Yes, there’s plenty to see throughout the exhibit, and I won’t lie: I spent over 5 hours going through it, 3 times over! However, I will admit that after seeing other exhibitions and shows in my lifetime, there was definitely room for a little improvement.
What struck me most, was the rather helter-skelter way that certain items from the collection were labeled…and sometimes, not labeled at all.
Having visited The Art Institute of Chicago, I am often used to seeing an art piece’s label, that gives it’s name, artist, and medium (aka what was used to make the image). Surprisingly, none of the art pieces here (that were a part of the Bleak House collection) mentioned their ‘medium.’ I felt this was rather odd, as a few times, I couldn’t be sure if what I was seeing was a licensed print, or an ‘original’ art piece.
Some items are set up to seem almost like typical ‘oddities on shelves,’ and have no label whatsoever. It struck me as a little odd for a few, as I doubt the average museum guest would have recognized the infant Dren from the Del Toro-produced film Splice, or the Prince Nuada puppet maquette from Hellboy II: The Golden Army, settled amongst a group of marionettes.
Despite some hiccups here and there, I was very impressed by what had been brought to the Midwest.
Personally, Minneapolis is not a place that I would have imagined displaying The Bleak House’s trappings, much less find one of MIA‘s directors being the ‘mastermind’ behind the whole touring exhibition!
This is also the first exhibit I’ve seen, that actually has an R-rating, and trust me, it is definitely warranted (note: the Faun from Pan’s Labyrinth is ‘anatomically-correct!’).
This was another factor that impressed me: the museum was willing to display an exhibit like this, with restricted access.
In Chicago, entertainment-related exhibits that display items from popular culture like Harry Potter, The Muppets, as well as the life of Walt Disney, often find their way to Chicago’s Museum of Science and Industry.
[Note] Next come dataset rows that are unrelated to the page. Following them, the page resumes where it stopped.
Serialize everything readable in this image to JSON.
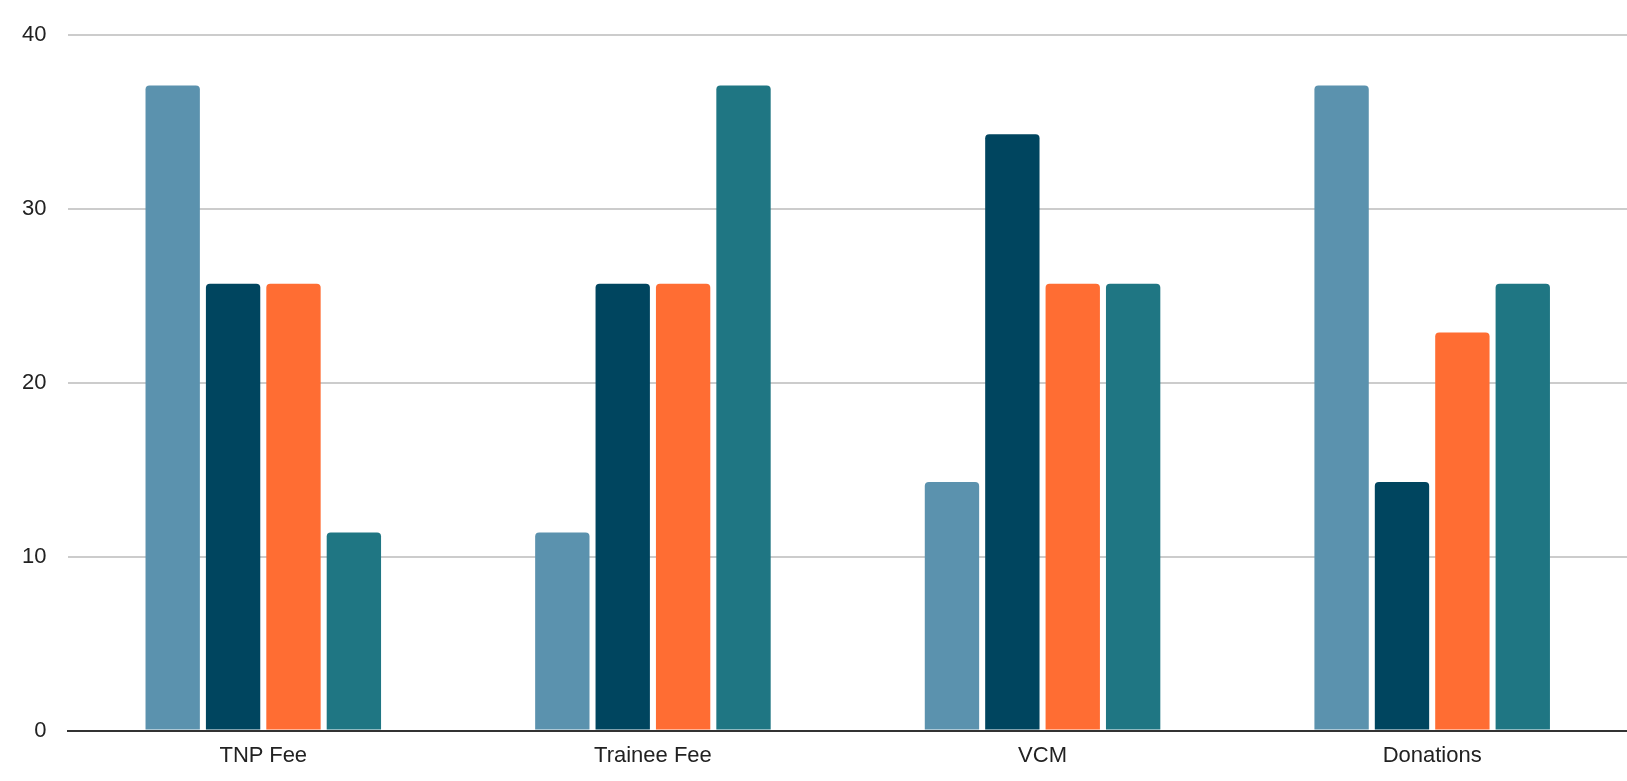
{
  "chart_data": {
    "type": "bar",
    "categories": [
      "TNP Fee",
      "Trainee Fee",
      "VCM",
      "Donations"
    ],
    "series": [
      {
        "color": "#5b92ae",
        "values": [
          37.1,
          11.4,
          14.3,
          37.1
        ]
      },
      {
        "color": "#00455f",
        "values": [
          25.7,
          25.7,
          34.3,
          14.3
        ]
      },
      {
        "color": "#ff6d33",
        "values": [
          25.7,
          25.7,
          25.7,
          22.9
        ]
      },
      {
        "color": "#1f7683",
        "values": [
          11.4,
          37.1,
          25.7,
          25.7
        ]
      }
    ],
    "ylim": [
      0,
      40
    ],
    "yticks": [
      0,
      10,
      20,
      30,
      40
    ],
    "grid": "y",
    "legend": false
  }
}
However, the museum is often stuck with the addendum to make exhibits like these, an all-ages experience.
MIA’s ability to not ‘cheapen’ the experience, was definitely a welcome sight, as the culture in Middle-America can often be somewhat prudish and narrow-minded, when it comes to what Del Toro’s Bleak House contains.
As of the time of this review, the exhibit is in it’s final weeks before it closes at MIA, on May 28, 2017.
Following it’s closure in Minnesota, it will then go on to The Art Gallery of Ontario in Toronto, where it will be on display from September 30th, 2017, through January 7th, 2018.
AGO was originally to be it’s last stop, but in recent months, the touring exhibition has been extended to include Mexico City, for the year 2018 (however, no museum location or start/end date for the city has been set yet).
If you have an open mind and are somewhat fascinated by the strange and unusual, then At Home with Monsters is a highly recommended show to take in!
Of course, if you are unable to make it to any of the exhibition showings, a companion book to it’s catalogue has also been released (see right), with a number of images showing some of what is on display, as well as anecdotes and notes from Del Toro himself, on his personal collection.
While the book is a wonderful little memento of the exhibition, I still say that nothing compares to being inches away from it’s wax figures, elaborate costumes, original artwork, and much, much more!